Gross Profit Calculator
Calculate gross profit and gross margin percentage from revenue and cost of goods sold.
Gross profit
Formula
Gross Profit = Revenue - Cost of Goods Sold
Gross Margin = Gross Profit / Revenue * 100 Example
If revenue is $50,000 and cost of goods sold is $32,000, gross profit is $18,000. Gross margin is 36%.

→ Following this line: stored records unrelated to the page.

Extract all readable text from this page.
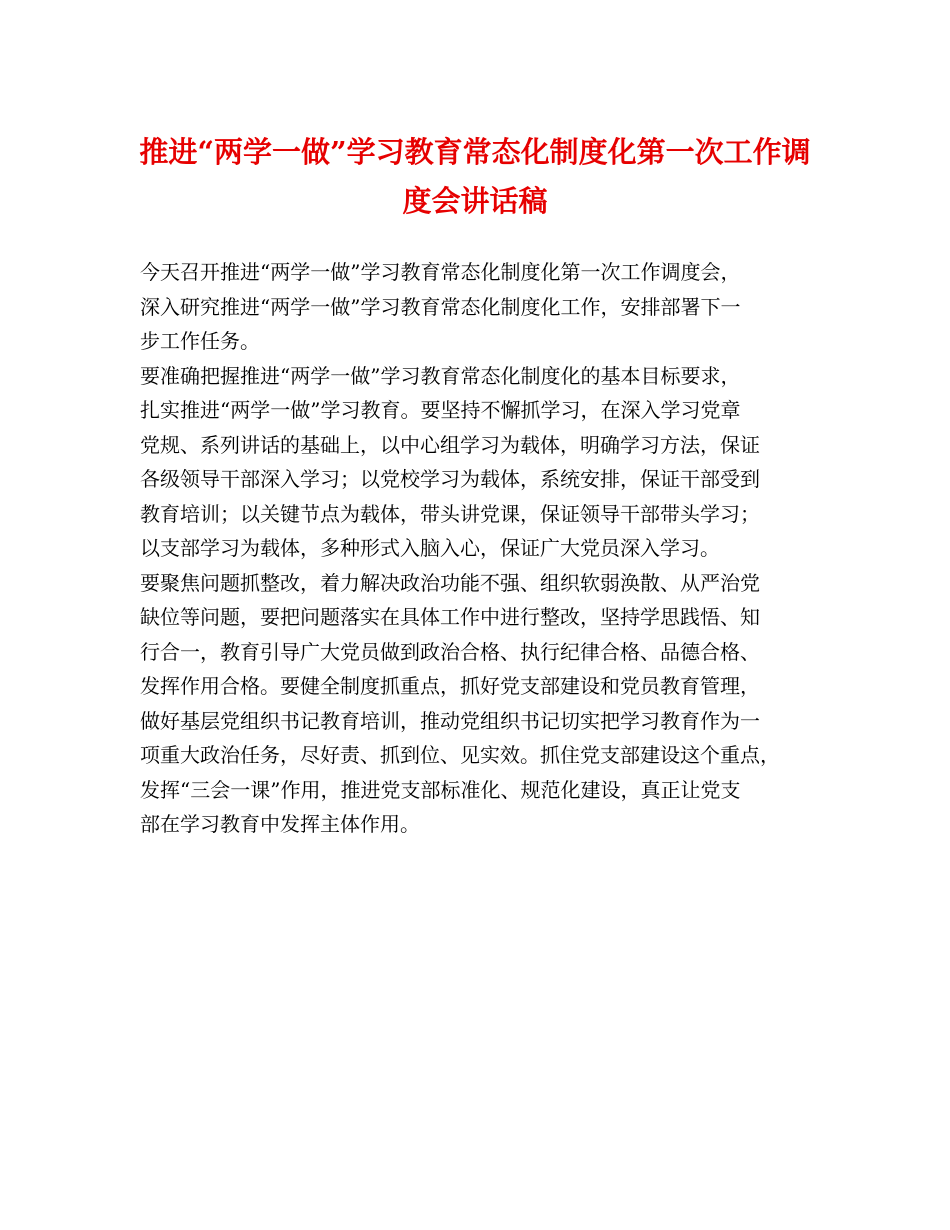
推进“两学一做”学习教育常态化制度化第一次工作调
度会讲话稿
今天召开推进“两学一做”学习教育常态化制度化第一次工作调度会，
深入研究推进“两学一做”学习教育常态化制度化工作，安排部署下一
步工作任务。
要准确把握推进“两学一做”学习教育常态化制度化的基本目标要求，
扎实推进“两学一做”学习教育。要坚持不懈抓学习，在深入学习党章
党规、系列讲话的基础上，以中心组学习为载体，明确学习方法，保证
各级领导干部深入学习；以党校学习为载体，系统安排，保证干部受到
教育培训；以关键节点为载体，带头讲党课，保证领导干部带头学习；
以支部学习为载体，多种形式入脑入心，保证广大党员深入学习。
要聚焦问题抓整改，着力解决政治功能不强、组织软弱涣散、从严治党
缺位等问题，要把问题落实在具体工作中进行整改，坚持学思践悟、知
行合一，教育引导广大党员做到政治合格、执行纪律合格、品德合格、
发挥作用合格。要健全制度抓重点，抓好党支部建设和党员教育管理，
做好基层党组织书记教育培训，推动党组织书记切实把学习教育作为一
项重大政治任务，尽好责、抓到位、见实效。抓住党支部建设这个重点，
发挥“三会一课”作用，推进党支部标准化、规范化建设，真正让党支
部在学习教育中发挥主体作用。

For the difference between gross and net numbers, read gross profit vs net profit.
Common mistakes
- Putting all operating expenses into cost of goods sold without a clear accounting reason.
- Comparing gross margin between businesses that define COGS differently.
- Using gross profit as if it were final take-home profit.
Related tools
Use the Profit Margin Calculator for a general revenue and cost calculation, or the Markup Calculator for pricing from cost.
FAQ
What is gross profit?
Gross profit is revenue minus cost of goods sold.
How do you calculate gross margin?
Divide gross profit by revenue, then multiply by 100.
Is gross profit the same as net profit?
No. Gross profit usually excludes operating expenses, taxes, interest, and other costs.
Can gross profit be negative?
Yes. If cost of goods sold is higher than revenue, gross profit is negative.
Disclaimer
This calculator is for general business planning and educational use. It does not replace accounting, tax, or financial advice.